The Oxford History Of The Classical World

(Marvins-Underground-K-12) #1

  1. The First Roman Literature


(By P.G. McC. Brown)

Plautus


Latin literature begins with a bang, with a dazzling display of virtuoso verbal fireworks in twenty comedies written
by Plautus between about 205 and 184 B.C. The start of Latin literature is conventionally dated to the performance of
a play by Livius Andronicus at Rome in 240 B.C., but these comedies by Plautus are the earliest works to have
survived complete. They arc modeled on Greek comedies, nearly all of them 'New Comedies' written by Menander
and his contemporaries about 100 years before Plautus. Like the Greek comedies, they are written in verse. Greek
comedies were written for performance in a permanent theatre at Athens, as central elements in a religious festival.
Roman comedies were also performed at religious festivals, but they were one source of entertainment among many,
and they were performed on a temporary stage erected for the occasion. Romans of all classes came to watch. We
cannot tell to what extent Plautus adapted his style to the taste of his audience and to what extent he helped to form
that taste; but he has imported into his plays a boisterousness and a broadness of comic effect which remind us more
of Aristophanes (though there is much less obscenity) than of Menander.

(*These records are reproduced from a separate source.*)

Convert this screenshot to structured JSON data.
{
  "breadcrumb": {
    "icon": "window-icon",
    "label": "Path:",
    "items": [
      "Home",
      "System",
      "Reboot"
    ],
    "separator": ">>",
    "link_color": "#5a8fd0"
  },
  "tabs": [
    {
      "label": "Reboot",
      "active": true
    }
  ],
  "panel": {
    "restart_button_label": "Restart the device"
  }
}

The Greek originals of Plautus' plays have not survived, though a tattered papyrus published in 1968 contains the
lines on which Bacchides ('The Bacchis Sisters') 494-561 are based and enables us to study Plautus' techniques of
adaptation at first hand for this stretch of the play. Plautus has preserved the basic plot and sequence of scenes, but he
has cut two scenes altogether, and at one point he reverses the order of entry of two characters so as to eliminate a
pause in the action where there was an act-break in the original (Roman comedy was usually written for continuous
performance, and the act- and scene-divisions found in modern editions do not go back to the authors). The
tormented monologue of a young man in love has had some jokes added to it. Passages which would have been
spoken without musical accompaniment in the original Greek are turned into passages in longer lines to be
accompanied on a reed-pipe. Plautus' play is still set in Athens, and his characters have Greek-sounding names; but
he has changed most of them from the original, most significantly that of the scheming slave who dominates the
action: Plautus calls him Chrysalus (Gold-finger) and adds some colour to his part by punning on this name (240
'Gold-finger's got to get his fingers on some gold', 361-2 'He'll change my name from Goldfinger to Gallowsbird',
etc.). The papyrus shows that this character in the original had the less striking name of Syrus (The Syrian), which
adds spice to Chrysalus' boast at 649 that he is superior to run-of-the-mill slaves with names like Parmeno and Syrus-
though the joke would doubtless have been lost on most of Plautus' audience.